Tilings of hexagons with a removed triad of bowties

TL;DR

This paper investigates lozenge tilings of hexagons with three bowtie-shaped holes on a triangular lattice, revealing a simple ratio formula for normalized regions that unifies several previous results.

Contribution

It introduces a normalized tiling ratio formula for hexagons with bowtie holes, connecting and generalizing earlier specific cases.

Findings

Derived a simple product formula for tiling ratios of normalized regions.

Unified previous results on hexagon tilings with dents and shamrocks.
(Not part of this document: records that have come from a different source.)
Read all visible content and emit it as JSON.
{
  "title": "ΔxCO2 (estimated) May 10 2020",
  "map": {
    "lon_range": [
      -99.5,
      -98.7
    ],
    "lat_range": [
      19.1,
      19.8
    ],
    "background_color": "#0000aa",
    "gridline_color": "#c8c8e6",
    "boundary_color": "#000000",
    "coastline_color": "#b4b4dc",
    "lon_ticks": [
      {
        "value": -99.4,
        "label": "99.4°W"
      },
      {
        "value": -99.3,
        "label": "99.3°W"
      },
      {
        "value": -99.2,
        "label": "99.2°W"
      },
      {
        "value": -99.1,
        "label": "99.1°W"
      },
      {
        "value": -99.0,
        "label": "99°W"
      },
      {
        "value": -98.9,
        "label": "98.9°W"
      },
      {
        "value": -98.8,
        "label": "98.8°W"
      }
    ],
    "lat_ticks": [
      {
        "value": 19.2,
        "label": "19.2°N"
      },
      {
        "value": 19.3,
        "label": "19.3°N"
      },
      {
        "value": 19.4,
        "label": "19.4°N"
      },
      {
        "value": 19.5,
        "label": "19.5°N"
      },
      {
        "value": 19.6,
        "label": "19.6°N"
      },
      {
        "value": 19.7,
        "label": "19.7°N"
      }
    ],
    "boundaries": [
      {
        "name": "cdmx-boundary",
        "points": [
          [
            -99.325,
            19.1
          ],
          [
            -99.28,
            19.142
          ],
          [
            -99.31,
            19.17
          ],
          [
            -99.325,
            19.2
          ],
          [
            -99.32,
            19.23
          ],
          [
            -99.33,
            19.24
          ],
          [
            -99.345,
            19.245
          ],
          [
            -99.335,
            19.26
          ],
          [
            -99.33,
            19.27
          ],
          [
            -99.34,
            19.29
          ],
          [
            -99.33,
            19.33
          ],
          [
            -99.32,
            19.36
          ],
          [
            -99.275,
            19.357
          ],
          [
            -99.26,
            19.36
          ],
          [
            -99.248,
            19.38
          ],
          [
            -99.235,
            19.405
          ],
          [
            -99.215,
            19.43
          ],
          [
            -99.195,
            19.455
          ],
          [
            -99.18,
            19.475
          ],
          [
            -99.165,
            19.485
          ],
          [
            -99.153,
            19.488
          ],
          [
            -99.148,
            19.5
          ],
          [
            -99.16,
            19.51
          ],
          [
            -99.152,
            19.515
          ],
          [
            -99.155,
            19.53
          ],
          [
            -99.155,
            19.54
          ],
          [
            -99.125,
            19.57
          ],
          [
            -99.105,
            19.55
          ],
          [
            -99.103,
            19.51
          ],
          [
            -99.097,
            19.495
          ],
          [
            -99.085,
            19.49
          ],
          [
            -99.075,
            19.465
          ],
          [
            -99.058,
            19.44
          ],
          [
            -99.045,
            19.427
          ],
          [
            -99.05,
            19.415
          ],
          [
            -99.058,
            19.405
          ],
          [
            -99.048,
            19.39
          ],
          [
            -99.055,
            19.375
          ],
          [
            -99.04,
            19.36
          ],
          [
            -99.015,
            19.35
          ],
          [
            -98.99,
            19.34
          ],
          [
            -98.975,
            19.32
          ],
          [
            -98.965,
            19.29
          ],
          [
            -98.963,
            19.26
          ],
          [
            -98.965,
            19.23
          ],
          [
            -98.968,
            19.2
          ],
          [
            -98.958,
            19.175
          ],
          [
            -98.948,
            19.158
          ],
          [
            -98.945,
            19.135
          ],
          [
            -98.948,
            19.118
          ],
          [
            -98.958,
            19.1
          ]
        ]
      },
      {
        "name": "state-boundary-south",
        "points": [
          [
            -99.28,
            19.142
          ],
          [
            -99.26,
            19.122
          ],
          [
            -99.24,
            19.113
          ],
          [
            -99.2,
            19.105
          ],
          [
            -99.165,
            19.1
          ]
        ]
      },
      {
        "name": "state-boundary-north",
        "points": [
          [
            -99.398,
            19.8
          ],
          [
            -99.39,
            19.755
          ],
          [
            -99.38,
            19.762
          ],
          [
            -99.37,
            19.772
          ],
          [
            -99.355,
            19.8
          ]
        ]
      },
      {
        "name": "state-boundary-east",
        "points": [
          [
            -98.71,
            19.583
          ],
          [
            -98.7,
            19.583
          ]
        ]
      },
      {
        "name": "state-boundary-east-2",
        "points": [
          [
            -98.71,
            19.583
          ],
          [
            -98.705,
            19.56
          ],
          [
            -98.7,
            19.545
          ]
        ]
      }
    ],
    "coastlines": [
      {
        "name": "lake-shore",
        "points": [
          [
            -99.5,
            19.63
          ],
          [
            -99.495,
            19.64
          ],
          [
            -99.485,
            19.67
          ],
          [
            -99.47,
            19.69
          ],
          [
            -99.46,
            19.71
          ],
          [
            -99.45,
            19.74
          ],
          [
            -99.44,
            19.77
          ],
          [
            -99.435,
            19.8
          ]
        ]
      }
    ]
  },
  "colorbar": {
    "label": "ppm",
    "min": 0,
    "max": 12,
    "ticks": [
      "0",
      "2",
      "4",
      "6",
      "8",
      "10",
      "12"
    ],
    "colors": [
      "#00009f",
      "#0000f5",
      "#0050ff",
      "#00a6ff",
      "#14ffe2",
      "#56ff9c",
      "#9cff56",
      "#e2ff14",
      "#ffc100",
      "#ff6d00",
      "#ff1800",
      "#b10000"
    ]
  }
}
Provided conceptual insight into tiling enumeration with complex holes.

Abstract

In this paper we consider arbitrary hexagons on the triangular lattice with three arbitrary bowtie-shaped holes, whose centers form an equilateral triangle. The number of lozenge tilings of such general regions is not expected --- and indeed is not --- given by a simple product formula. However, when considering a certain natural normalized counterpart of any such region, we prove that the ratio between the number of tilings of the original and the number of tilings of the normalized region is given by a simple, conceptual product formula. Several seemingly unrelated previous results from the literature --- including Lai's formula for hexagons with three dents and Ciucu and Krattenthaler's formula for hexagons with a removed shamrock --- follow as immediate consequences of our result.